Author(s): Josh Pitts
Category: Mitigation Bypass, Payload Development
Duration: 45
Summary: Metasploit Windows x86/x86_64 shellcodes have been defeated by EMET and other techniques not only in exploit deployment but through using these shellcodes in non-exploitation situations (e.g. binary executable shellcode wrappers, PowerShell deployment, and MS Office macros,).
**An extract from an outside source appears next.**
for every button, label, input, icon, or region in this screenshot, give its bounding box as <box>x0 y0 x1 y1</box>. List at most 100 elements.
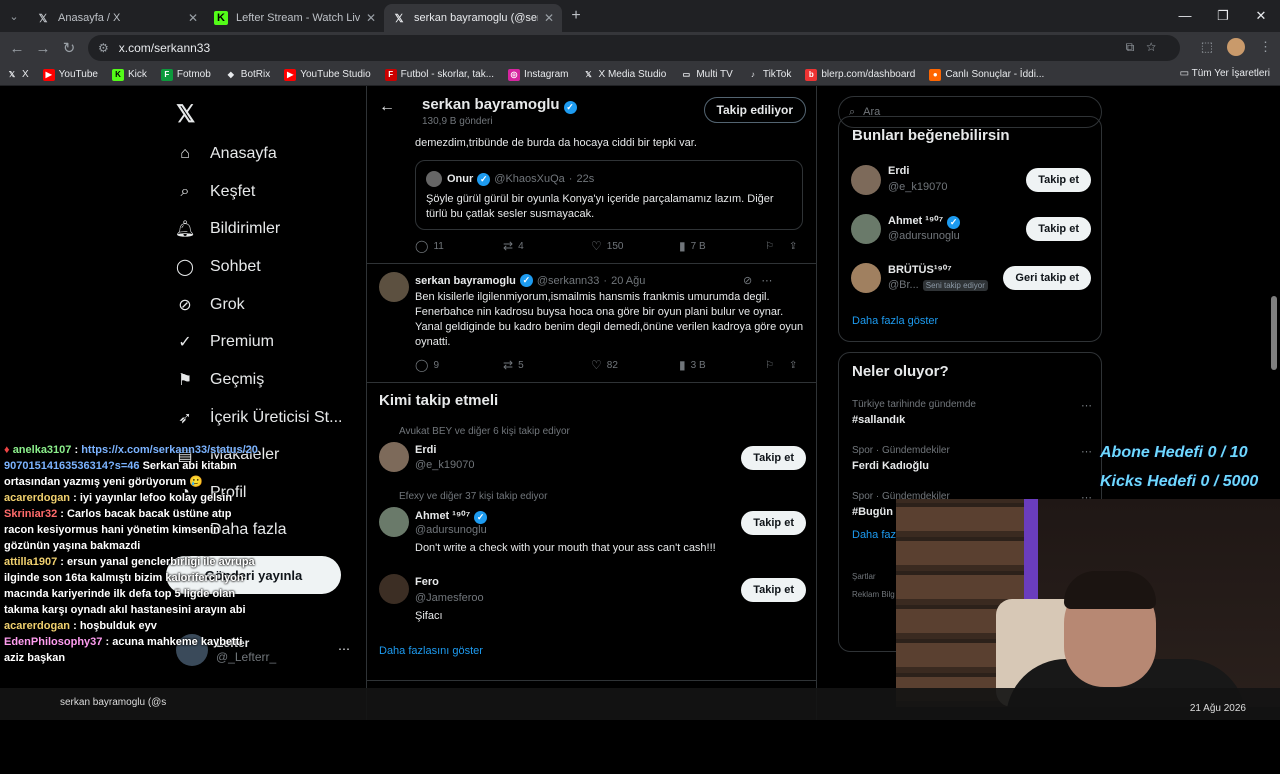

This talk describes taking Metasploit payloads, removing Stephen Fewer's hash API stub, incorporating techniques to bypass Caller/EAF[+] checks (post ASLR/DEP bypass) and merging those techniques together with automation to make something that is harder to stop with bolt on mitigations.

Likes: 1

Comments

Vasile

As someone really interested in shellcodes, I think we need an "update" on this subject.


iwahn.tabier

Sounds like an awesome talk Josh, good luck!


heyman666

Yet another great talk from Josh...Enjoyed this one..especially the bypass caller checks.


jash

I haven't given this talk anywhere yet...


wired33

Excellent talk on bypassing current protections and at a minimum making metasploit detection more difficult for AV :) -- full disclosure Josh has not presented this anywhere but we have discussed it over coffee!


j4ck

Already accepted for Recon Brussels: https://recon.cx/2017/brussels/ Why should it take the spot of another not-presented talk in this confrence?


jash

When I submitted to Infiltrate, REcon Brussels had not yet sent acceptance notices, in fact, I got it last week. I immediately let Infiltrate conference handlers know. That being said, if accepted, there will be an update for Infiltrate.